Personal information
- Full name: Atli Guðjón Helgason
- Date of birth: 7 March 1967 (age 59)
- Place of birth: Iceland
- Position: Midfielder

Senior career*
- Years: Team / Apps / (Gls)
- 1984–1987: Þróttur Reykjavík / 45 / (9)
- 1988–1993: Vikingur Reykjavík / 106 / (12)
- 1994: Valur / 16 / (0)
- 1995: Fram / 16 / (0)
- 1996: Víkingur Reykjavík / 18 / (0)
- 1997: Valur / 15 / (0)

International career
- 1983: Iceland U17 / 3 / (1)
- 1985: Iceland U19 / 2 / (1)
- 1991–1992: Iceland / 3 / (1)

= Atli Helgason =

Icelandic footballer and lawyer

Atli Guðjón Helgason (born 7 March 1967) is an Icelandic lawyer and former footballer who played three games for the Iceland national football team. In 2001 he was sentenced to 16 years in prison for the murder of his business partner Einar Örn Birgisson.

==Football career==
===Club career===
Atli played for 14 seasons and six different clubs in the Icelandic leagues.

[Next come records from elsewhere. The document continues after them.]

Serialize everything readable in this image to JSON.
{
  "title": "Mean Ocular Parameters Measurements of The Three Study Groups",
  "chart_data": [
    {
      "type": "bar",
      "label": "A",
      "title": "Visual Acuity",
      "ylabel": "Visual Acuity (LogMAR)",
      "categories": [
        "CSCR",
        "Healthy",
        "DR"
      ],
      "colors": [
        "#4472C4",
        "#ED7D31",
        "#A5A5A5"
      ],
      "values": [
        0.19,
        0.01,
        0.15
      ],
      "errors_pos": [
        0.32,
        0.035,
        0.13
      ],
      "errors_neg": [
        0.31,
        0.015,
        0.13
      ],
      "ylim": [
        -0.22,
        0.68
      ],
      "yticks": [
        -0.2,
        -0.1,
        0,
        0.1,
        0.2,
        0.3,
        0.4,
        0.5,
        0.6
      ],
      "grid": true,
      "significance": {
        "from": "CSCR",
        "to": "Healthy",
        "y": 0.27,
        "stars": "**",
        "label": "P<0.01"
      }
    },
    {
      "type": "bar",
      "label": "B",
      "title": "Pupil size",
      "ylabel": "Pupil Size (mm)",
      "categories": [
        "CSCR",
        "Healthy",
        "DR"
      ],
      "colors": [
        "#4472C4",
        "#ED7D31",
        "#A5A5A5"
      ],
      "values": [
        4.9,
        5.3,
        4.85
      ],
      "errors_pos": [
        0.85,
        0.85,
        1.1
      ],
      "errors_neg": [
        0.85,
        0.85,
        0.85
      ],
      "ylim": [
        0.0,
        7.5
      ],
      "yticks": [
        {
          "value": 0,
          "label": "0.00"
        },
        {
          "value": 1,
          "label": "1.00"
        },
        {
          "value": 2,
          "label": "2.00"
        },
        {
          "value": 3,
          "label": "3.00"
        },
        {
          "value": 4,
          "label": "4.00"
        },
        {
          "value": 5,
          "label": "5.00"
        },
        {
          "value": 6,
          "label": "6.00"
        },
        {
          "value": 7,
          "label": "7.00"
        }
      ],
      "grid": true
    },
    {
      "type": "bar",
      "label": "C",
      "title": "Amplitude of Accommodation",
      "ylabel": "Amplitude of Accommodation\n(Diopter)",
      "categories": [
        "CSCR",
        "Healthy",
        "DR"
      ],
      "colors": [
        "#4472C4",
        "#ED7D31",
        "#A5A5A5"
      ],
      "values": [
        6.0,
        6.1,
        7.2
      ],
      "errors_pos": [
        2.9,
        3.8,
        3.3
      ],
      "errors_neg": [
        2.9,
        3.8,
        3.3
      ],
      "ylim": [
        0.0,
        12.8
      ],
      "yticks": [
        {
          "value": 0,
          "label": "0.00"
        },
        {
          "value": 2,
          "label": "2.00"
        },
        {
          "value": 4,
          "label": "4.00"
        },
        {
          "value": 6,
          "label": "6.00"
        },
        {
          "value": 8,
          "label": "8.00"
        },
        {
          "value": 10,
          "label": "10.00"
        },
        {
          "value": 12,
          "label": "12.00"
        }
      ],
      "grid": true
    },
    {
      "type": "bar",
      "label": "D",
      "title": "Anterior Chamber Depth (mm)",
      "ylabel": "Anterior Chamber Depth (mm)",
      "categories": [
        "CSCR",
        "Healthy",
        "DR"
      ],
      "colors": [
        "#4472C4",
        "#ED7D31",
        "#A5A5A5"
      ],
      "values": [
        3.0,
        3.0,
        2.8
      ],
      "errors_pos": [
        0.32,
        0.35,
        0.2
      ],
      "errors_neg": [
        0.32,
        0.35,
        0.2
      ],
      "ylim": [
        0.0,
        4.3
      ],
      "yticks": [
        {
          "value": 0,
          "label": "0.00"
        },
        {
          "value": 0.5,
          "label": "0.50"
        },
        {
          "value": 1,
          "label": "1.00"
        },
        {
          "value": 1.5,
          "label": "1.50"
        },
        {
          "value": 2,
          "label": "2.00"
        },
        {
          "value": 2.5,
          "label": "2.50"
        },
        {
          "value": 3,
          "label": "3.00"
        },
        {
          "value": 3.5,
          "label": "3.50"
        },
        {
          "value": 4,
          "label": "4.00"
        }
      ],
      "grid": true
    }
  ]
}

He was captain of Víkingur Reykjavík when the club won the national championship in 1991.

===National team career===
He won three caps and scored one goal for the Iceland national football team between 1991 and 1992.

==Murder of Einar Örn Birgisson==
On November 8, 2000, 27 year old Einar Örn Birgisson, went missing. Einar, a football player and the son of former basketball star Birgir Örn Birgis, was Atli's business partner and former teammate. A week later, Atli confessed to his murder, having beaten Einar four times in his head with a hammer in Öskjuhlíð in Reykjavík and hiding his body near Grindavík. On 29 May 2001 he was sentenced to 16 years in prison for the murder. He was released from prison in 2010.